Ankara: Turning a blind eye to multiple policy differences, Turkey is seeking a tighter alliance with Washington under President Donald Trump but the road to a rapprochement may not be easy.
President Recep Tayyip Erdogan's relationship with the White House worsened drastically in the final months of the Barack Obama administration, mired in rows on issues from Syria to the extradition of the preacher Fethullah Gulen, the Turkish leader's arch-foe.
But Turkish officials repeated none of the gloom that some EU leaders expressed after Trump's election, instead hoping that he would open a new page in relations.
Trump's administration has a "good opportunity to make bold moves" in his foreign policy after the previous administration's "disregardful" attitude, Ayse Sozen Usluer, head of international relations at the Turkish presidency, told.
She added the new administration would assess anew its relationship with Turkey regarding trade, military, the fight against terror among other issues and "take new steps to improve relations".
So could a potential bromance now be brewing between two men who have made macho politics a trademark?

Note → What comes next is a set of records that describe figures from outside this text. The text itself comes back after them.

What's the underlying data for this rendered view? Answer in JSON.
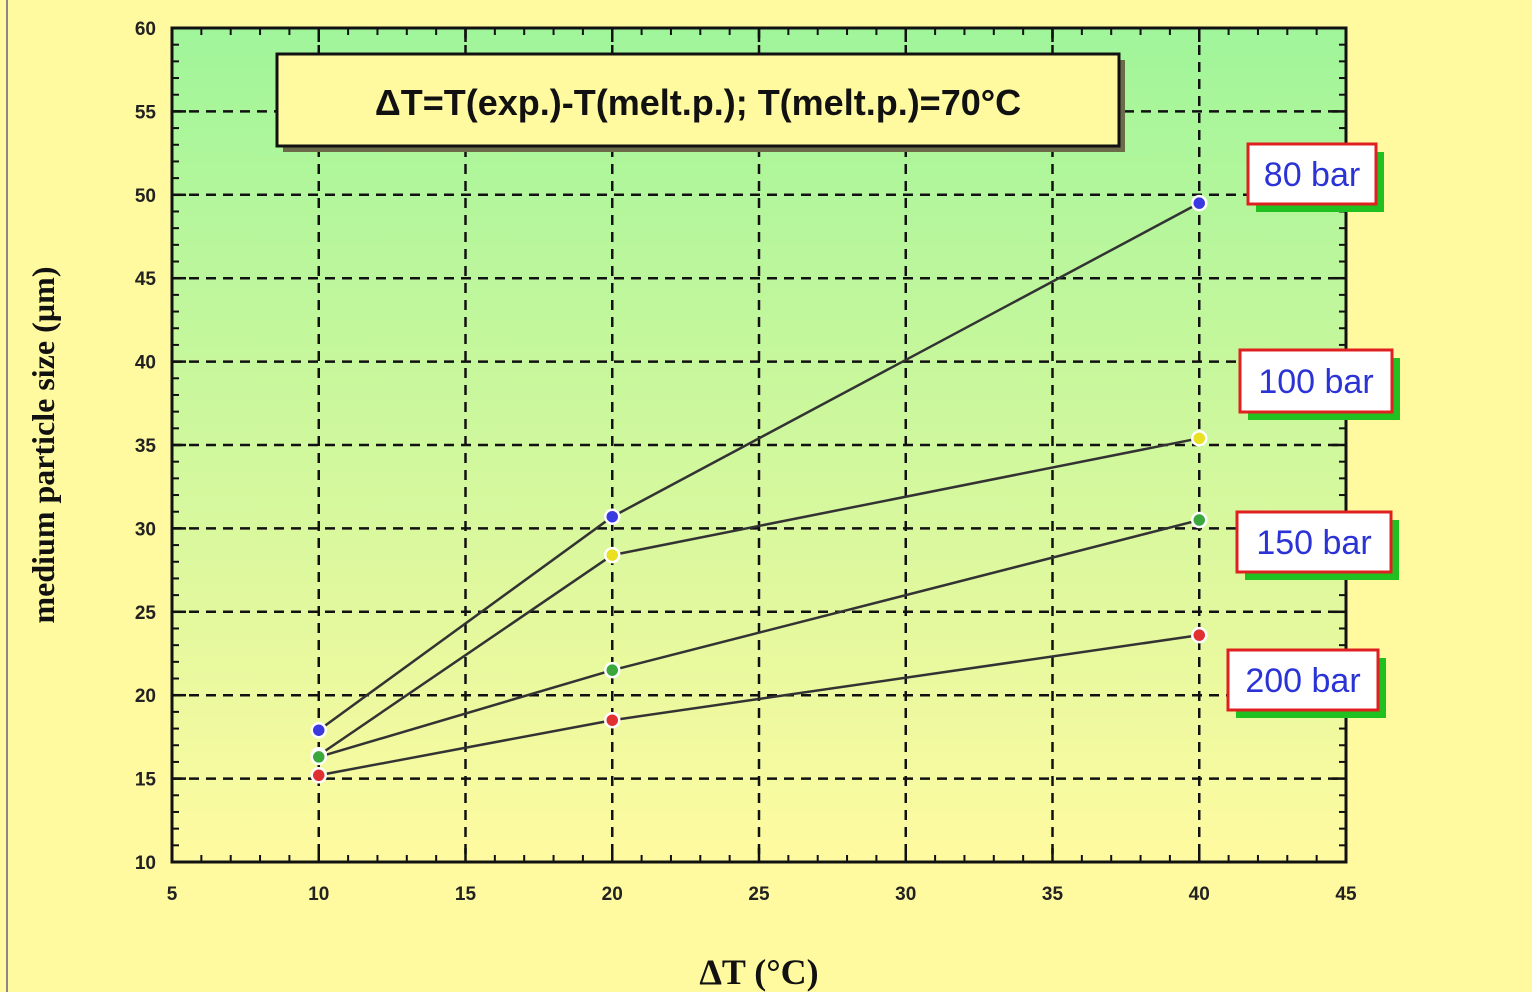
{
  "chart_data": {
    "type": "line",
    "title": "",
    "annotation": "ΔT=T(exp.)-T(melt.p.); T(melt.p.)=70°C",
    "xlabel": "ΔT (°C)",
    "ylabel": "medium particle size (µm)",
    "xlim": [
      5,
      45
    ],
    "ylim": [
      10,
      60
    ],
    "x_ticks": [
      "5",
      "10",
      "15",
      "20",
      "25",
      "30",
      "35",
      "40",
      "45"
    ],
    "y_ticks": [
      "10",
      "15",
      "20",
      "25",
      "30",
      "35",
      "40",
      "45",
      "50",
      "55",
      "60"
    ],
    "grid": true,
    "x": [
      10,
      20,
      40
    ],
    "series": [
      {
        "name": "80 bar",
        "values": [
          17.9,
          30.7,
          49.5
        ],
        "marker_color": "#3a3ae0"
      },
      {
        "name": "100 bar",
        "values": [
          16.4,
          28.4,
          35.4
        ],
        "marker_color": "#e8e020"
      },
      {
        "name": "150 bar",
        "values": [
          16.3,
          21.5,
          30.5
        ],
        "marker_color": "#3aa83a"
      },
      {
        "name": "200 bar",
        "values": [
          15.2,
          18.5,
          23.6
        ],
        "marker_color": "#e03030"
      }
    ],
    "legend": "series labels at right"
  },
  "colors": {
    "page_background": "#fffaa0",
    "plot_top": "#a0f59a",
    "plot_bottom": "#fffaa0",
    "label_border": "#e02020",
    "label_shadow": "#20c020",
    "label_text": "#2b33d6",
    "line": "#333333"
  }
}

Less than 48 hours after Trump and Erdogan had their first conversation of the new US president's term, new CIA chief Mike Pompeo came to Ankara last week to meet the Turkish leadership in his first foreign visit.
In a sign of the importance of realpolitik in the relationship, Pompeo had only last year described Turkey as a "totalitarian Islamist dictatorship" in a now deleted tweet. Meanwhile in a flurry of activity, US joint chiefs of staff Joseph Dunford also visited Turkey on Friday.

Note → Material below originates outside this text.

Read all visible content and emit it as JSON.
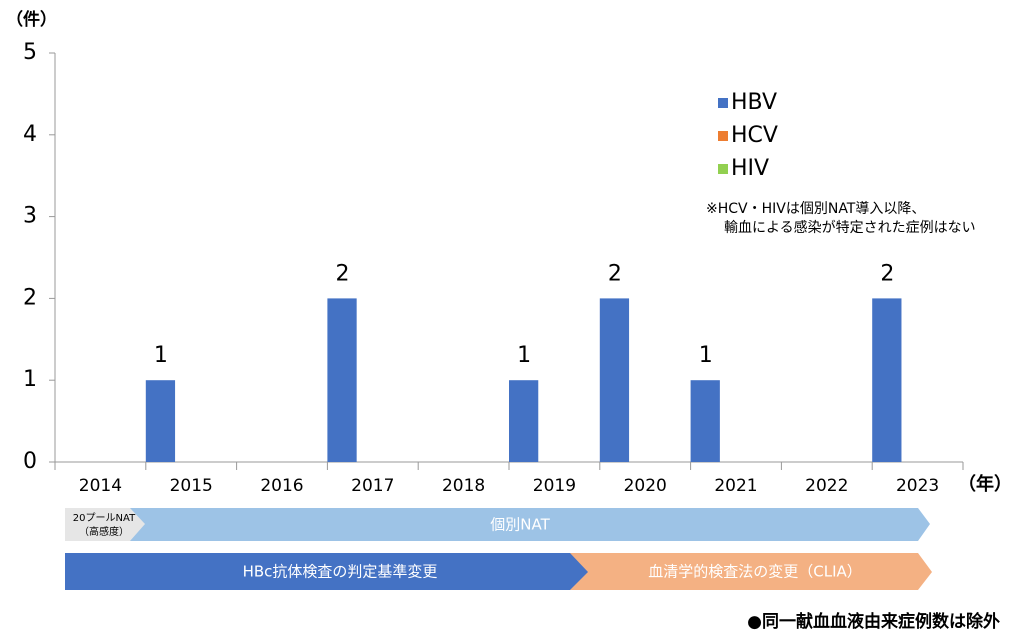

But for all the good intentions, analysts believe it is doubtful the two sides will progress much beyond a honeymoon period before traditional disagreements reappear.
Ankara hopes Trump is "the man who can deliver (a rapprochement) to them, so they're quite obviously withholding any criticism of him even though his rhetoric in multiple cases is completely against everything they stood for," said Aaron Stein, resident fellow of the Atlantic Council's Rafik Hariri Centre for the Middle East.